For we are God’s fellow workers; you are God’s field, God’s building.
– 1 Corinthians 3:9
Consider how much mental and physical effort and energy we put into trying to make ourselves into someone we may want to be, or that we have convinced ourselves we should or could be. Many of us spend years striving to build ourselves into the image we have created for ourselves, the one we believe will fulfill our expectations for a happy and successful life.
At some point, hopefully, we come to an awareness of our spiritual nature and the role it plays in this image. And it is true that in the beginning of our spiritual life, we may need to undertake a significant effort to build a life of prayer, perform acts of charity and plant the seeds of virtue.
However, as we continue to grow in the spiritual life, we will come to recognize that our own efforts will always be inadequate to the task of transforming ourselves.
Note the Scripture verse above says we are God’s field, His building, not our own. Eventually we learn to release ourselves from a burden we can never carry, the burden of trying to make ourselves into the image of who we think God wants us to be, or worse, who we want to be in Him. Instead, we begin to allow the Holy Spirit to teach us that He is the agent of our transformation.
But the Counselor, the Holy Spirit, whom the Father will send in my name, he will teach you all things, and bring to your remembrance all that I have said to you.
– John 14:26
This period of transition, which usually occurs only after many hours and years in prayer, is a time of great peace. It is here we free ourselves from having to identify, define and make ourselves. And instead, we simply allow God to do this work in us – a work far greater than we could ever achieve or even imagine.
Now to him who by the power at work within us is able to do far more abundantly than all that we ask or think…
– Ephesians 3:20
This is less a period of building up and more a process of removing the elements of our life that must be refashioned or altogether removed, as they were never really part of the core of God’s image for us.
This reconstruction is not simply about our occupation or even our vocation, though both of these are part of God’s plan for us. But this work is about who we are in the deepest part of our soul. This period can lead to great interior freedom if we realize that we are already and always have been the person God wants us to be, we became so at our Baptism.
However, through life’s travels and trials, and despite our best efforts at times, we began to layer over and distort that image. We have experienced, in some cases through no fault of our own, a buildup of unwanted elements. These are the unfortunate and unwanted effects of the harsh weather we have all endured in life.
These are not necessarily sins or the consequence of bad things in our lives. Rather, they are the desires, expectations, ambitions and images we may have had for our life, that at some point we realize are no longer needed on the path where God is placing us. So, we unburden ourselves. We begin to become increasingly clear about who we really are, we accept our limitations and seek to exercise our truest gifts. This is experienced as becoming extremely comfortable in our own skin, both knowing and accepting who we really are in Christ.

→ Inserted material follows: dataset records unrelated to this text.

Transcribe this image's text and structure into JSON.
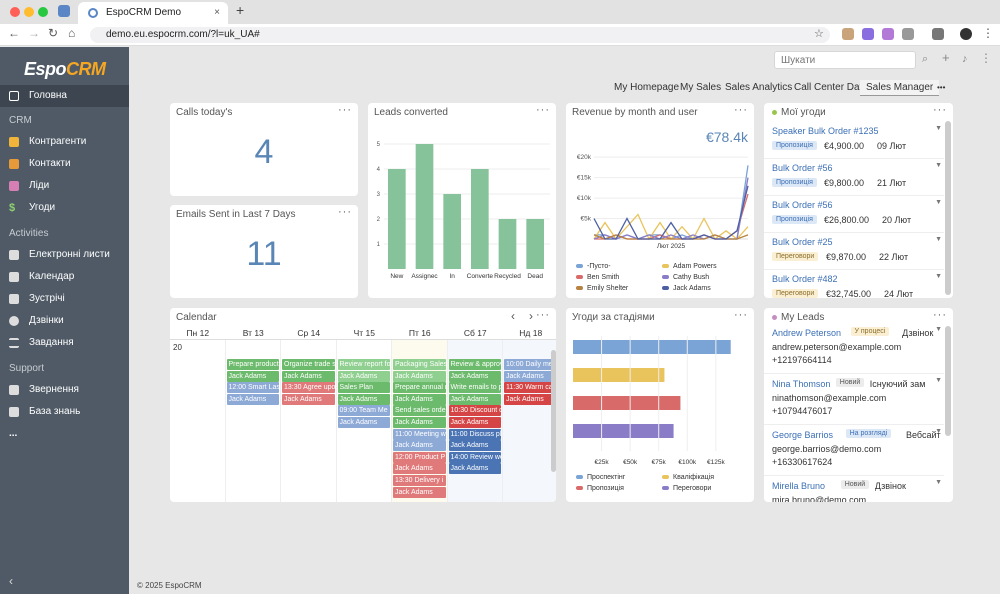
{
  "browser": {
    "tab_title": "EspoCRM Demo",
    "url": "demo.eu.espocrm.com/?l=uk_UA#"
  },
  "sidebar": {
    "logo_main": "Espo",
    "logo_accent": "CRM",
    "home": "Головна",
    "section_crm": "CRM",
    "crm_items": [
      "Контрагенти",
      "Контакти",
      "Ліди",
      "Угоди"
    ],
    "section_activities": "Activities",
    "activity_items": [
      "Електронні листи",
      "Календар",
      "Зустрічі",
      "Дзвінки",
      "Завдання"
    ],
    "section_support": "Support",
    "support_items": [
      "Звернення",
      "База знань"
    ],
    "more": "...",
    "collapse": "‹"
  },
  "header": {
    "search_placeholder": "Шукати",
    "dashboard_tabs": [
      "My Homepage",
      "My Sales",
      "Sales Analytics",
      "Call Center Data",
      "Sales Manager"
    ],
    "active_tab": "Sales Manager",
    "more": "•••"
  },
  "calls_today": {
    "title": "Calls today's",
    "value": "4"
  },
  "emails_sent": {
    "title": "Emails Sent in Last 7 Days",
    "value": "11"
  },
  "leads_converted": {
    "title": "Leads converted",
    "chart_data": {
      "type": "bar",
      "categories": [
        "New",
        "Assignec",
        "In",
        "Converte",
        "Recycled",
        "Dead"
      ],
      "values": [
        4,
        5,
        3,
        4,
        2,
        2
      ],
      "ylim": [
        0,
        5.4
      ],
      "yticks": [
        "1",
        "2",
        "3",
        "4",
        "5"
      ],
      "color": "#86c39a"
    }
  },
  "revenue": {
    "title": "Revenue by month and user",
    "total": "€78.4k",
    "chart_data": {
      "type": "line",
      "yticks": [
        "€5k",
        "€10k",
        "€15k",
        "€20k"
      ],
      "ylim": [
        0,
        22
      ],
      "xlabel": "Лют 2025",
      "series": [
        {
          "name": "-Пусто-",
          "color": "#7aa3d6",
          "values": [
            1,
            1,
            0,
            1,
            0,
            1,
            1,
            0,
            1,
            0,
            1,
            0,
            0,
            0,
            18
          ]
        },
        {
          "name": "Adam Powers",
          "color": "#e9c35b",
          "values": [
            0,
            4,
            0,
            3,
            6,
            0,
            4,
            0,
            3,
            0,
            5,
            0,
            2,
            0,
            3
          ]
        },
        {
          "name": "Ben Smith",
          "color": "#d96a6a",
          "values": [
            0,
            0,
            1,
            0,
            0,
            0,
            1,
            0,
            0,
            0,
            1,
            0,
            0,
            2,
            11
          ]
        },
        {
          "name": "Cathy Bush",
          "color": "#8b7cc8",
          "values": [
            0,
            1,
            0,
            1,
            0,
            1,
            0,
            1,
            0,
            1,
            0,
            1,
            0,
            0,
            15
          ]
        },
        {
          "name": "Emily Shelter",
          "color": "#b88240",
          "values": [
            1,
            0,
            1,
            0,
            0,
            0,
            0,
            0,
            0,
            0,
            0,
            1,
            0,
            0,
            1
          ]
        },
        {
          "name": "Jack Adams",
          "color": "#4d5fa3",
          "values": [
            5,
            0,
            0,
            5,
            0,
            0,
            0,
            4,
            0,
            0,
            1,
            0,
            0,
            2,
            13
          ]
        }
      ]
    }
  },
  "my_deals": {
    "title": "Мої угоди",
    "items": [
      {
        "name": "Speaker Bulk Order #1235",
        "stage": "Пропозиція",
        "amount": "€4,900.00",
        "date": "09 Лют"
      },
      {
        "name": "Bulk Order #56",
        "stage": "Пропозиція",
        "amount": "€9,800.00",
        "date": "21 Лют"
      },
      {
        "name": "Bulk Order #56",
        "stage": "Пропозиція",
        "amount": "€26,800.00",
        "date": "20 Лют"
      },
      {
        "name": "Bulk Order #25",
        "stage": "Переговори",
        "amount": "€9,870.00",
        "date": "22 Лют"
      },
      {
        "name": "Bulk Order #482",
        "stage": "Переговори",
        "amount": "€32,745.00",
        "date": "24 Лют"
      }
    ]
  },
  "calendar": {
    "title": "Calendar",
    "prev": "‹",
    "next": "›",
    "days": [
      "Пн 12",
      "Вт 13",
      "Ср 14",
      "Чт 15",
      "Пт 16",
      "Сб 17",
      "Нд 18"
    ],
    "first_date": "20",
    "events": [
      {
        "day": 1,
        "row": 0,
        "text": "Prepare product",
        "color": "#6cba6c"
      },
      {
        "day": 1,
        "row": 1,
        "text": "Jack Adams",
        "color": "#6cba6c"
      },
      {
        "day": 1,
        "row": 2,
        "text": "12:00 Smart Las",
        "color": "#8da9d6"
      },
      {
        "day": 1,
        "row": 3,
        "text": "Jack Adams",
        "color": "#8da9d6"
      },
      {
        "day": 2,
        "row": 0,
        "text": "Organize trade s",
        "color": "#6cba6c"
      },
      {
        "day": 2,
        "row": 1,
        "text": "Jack Adams",
        "color": "#6cba6c"
      },
      {
        "day": 2,
        "row": 2,
        "text": "13:30 Agree upo",
        "color": "#e07a7a"
      },
      {
        "day": 2,
        "row": 3,
        "text": "Jack Adams",
        "color": "#e07a7a"
      },
      {
        "day": 3,
        "row": 0,
        "text": "Review report fo",
        "color": "#8fcf8f"
      },
      {
        "day": 3,
        "row": 1,
        "text": "Jack Adams",
        "color": "#8fcf8f"
      },
      {
        "day": 3,
        "row": 2,
        "text": "Sales Plan",
        "color": "#6cba6c"
      },
      {
        "day": 3,
        "row": 3,
        "text": "Jack Adams",
        "color": "#6cba6c"
      },
      {
        "day": 3,
        "row": 4,
        "text": "09:00 Team Me",
        "color": "#8da9d6"
      },
      {
        "day": 3,
        "row": 5,
        "text": "Jack Adams",
        "color": "#8da9d6"
      },
      {
        "day": 4,
        "row": 0,
        "text": "Packaging Sales",
        "color": "#8fcf8f"
      },
      {
        "day": 4,
        "row": 1,
        "text": "Jack Adams",
        "color": "#8fcf8f"
      },
      {
        "day": 4,
        "row": 2,
        "text": "Prepare annual r",
        "color": "#6cba6c"
      },
      {
        "day": 4,
        "row": 3,
        "text": "Jack Adams",
        "color": "#6cba6c"
      },
      {
        "day": 4,
        "row": 4,
        "text": "Send sales orde",
        "color": "#6cba6c"
      },
      {
        "day": 4,
        "row": 5,
        "text": "Jack Adams",
        "color": "#6cba6c"
      },
      {
        "day": 4,
        "row": 6,
        "text": "11:00 Meeting w",
        "color": "#8da9d6"
      },
      {
        "day": 4,
        "row": 7,
        "text": "Jack Adams",
        "color": "#8da9d6"
      },
      {
        "day": 4,
        "row": 8,
        "text": "12:00 Product P",
        "color": "#e07a7a"
      },
      {
        "day": 4,
        "row": 9,
        "text": "Jack Adams",
        "color": "#e07a7a"
      },
      {
        "day": 4,
        "row": 10,
        "text": "13:30 Delivery i",
        "color": "#e07a7a"
      },
      {
        "day": 4,
        "row": 11,
        "text": "Jack Adams",
        "color": "#e07a7a"
      },
      {
        "day": 5,
        "row": 0,
        "text": "Review & approv",
        "color": "#6cba6c"
      },
      {
        "day": 5,
        "row": 1,
        "text": "Jack Adams",
        "color": "#6cba6c"
      },
      {
        "day": 5,
        "row": 2,
        "text": "Write emails to p",
        "color": "#6cba6c"
      },
      {
        "day": 5,
        "row": 3,
        "text": "Jack Adams",
        "color": "#6cba6c"
      },
      {
        "day": 5,
        "row": 4,
        "text": "10:30 Discount c",
        "color": "#d64545"
      },
      {
        "day": 5,
        "row": 5,
        "text": "Jack Adams",
        "color": "#d64545"
      },
      {
        "day": 5,
        "row": 6,
        "text": "11:00 Discuss pl",
        "color": "#4a74b4"
      },
      {
        "day": 5,
        "row": 7,
        "text": "Jack Adams",
        "color": "#4a74b4"
      },
      {
        "day": 5,
        "row": 8,
        "text": "14:00 Review wo",
        "color": "#4a74b4"
      },
      {
        "day": 5,
        "row": 9,
        "text": "Jack Adams",
        "color": "#4a74b4"
      },
      {
        "day": 6,
        "row": 0,
        "text": "10:00 Daily me",
        "color": "#8da9d6"
      },
      {
        "day": 6,
        "row": 1,
        "text": "Jack Adams",
        "color": "#8da9d6"
      },
      {
        "day": 6,
        "row": 2,
        "text": "11:30 Warm ca",
        "color": "#d64545"
      },
      {
        "day": 6,
        "row": 3,
        "text": "Jack Adams",
        "color": "#d64545"
      }
    ]
  },
  "deals_by_stage": {
    "title": "Угоди за стадіями",
    "chart_data": {
      "type": "bar",
      "orientation": "horizontal",
      "categories": [
        "Проспектінг",
        "Кваліфікація",
        "Пропозиція",
        "Переговори"
      ],
      "values": [
        138000,
        80000,
        94000,
        88000
      ],
      "colors": [
        "#7aa3d6",
        "#e9c35b",
        "#d96a6a",
        "#8b7cc8"
      ],
      "xticks": [
        "€25k",
        "€50k",
        "€75k",
        "€100k",
        "€125k"
      ],
      "xlim": [
        0,
        140000
      ]
    }
  },
  "my_leads": {
    "title": "My Leads",
    "items": [
      {
        "name": "Andrew Peterson",
        "status": "У процесі",
        "status_bg": "#fbefd3",
        "status_color": "#8a6d2a",
        "source": "Дзвінок",
        "email": "andrew.peterson@example.com",
        "phone": "+12197664114"
      },
      {
        "name": "Nina Thomson",
        "status": "Новий",
        "status_bg": "#ececec",
        "status_color": "#555",
        "source": "Існуючий зам...",
        "email": "ninathomson@example.com",
        "phone": "+10794476017"
      },
      {
        "name": "George Barrios",
        "status": "На розгляді",
        "status_bg": "#dde8f7",
        "status_color": "#3b6fb6",
        "source": "Вебсайт",
        "email": "george.barrios@demo.com",
        "phone": "+16330617624"
      },
      {
        "name": "Mirella Bruno",
        "status": "Новий",
        "status_bg": "#ececec",
        "status_color": "#555",
        "source": "Дзвінок",
        "email": "mira.bruno@demo.com",
        "phone": ""
      }
    ]
  },
  "footer": {
    "text": "© 2025 EspoCRM"
  },
  "colors": {
    "sidebar_bg": "#4f5a66",
    "accent_blue": "#5a86b6",
    "logo_accent": "#f5a623"
  }
}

At this stage of our spiritual journey, God, the true artist of our life, acts less like a painter working to add color and images to a blank canvass, and more like a sculptor gently removing the layers covering the perfect image hidden within the wood, the rock or the ivory. The process can be uncomfortable for our soul initially, but grace, acquired through prayer, will allow us to accept the artist’s hammer and chisel.
The primary manifestations of this process are that our lives become simpler, more focused on the essential and the eternal. We will no doubt abandon many of the activities we once thought to be important to our happiness, and we will conform the remaining ones to their proper end.
Trust in the Lord with all your heart,
and do not rely on your own insight.
In all your ways acknowledge him,
and he will make straight your paths.
– Proverbs 3:5-6
The best way to think of this artistic endeavor of God is that He is fashioning us into the gift He always intended us to be. It is only in Becoming this gift that we will experience fulfillment in this life and the next. We are each individual gifts of God to the world, and, with God’s help, we will be so for all eternity.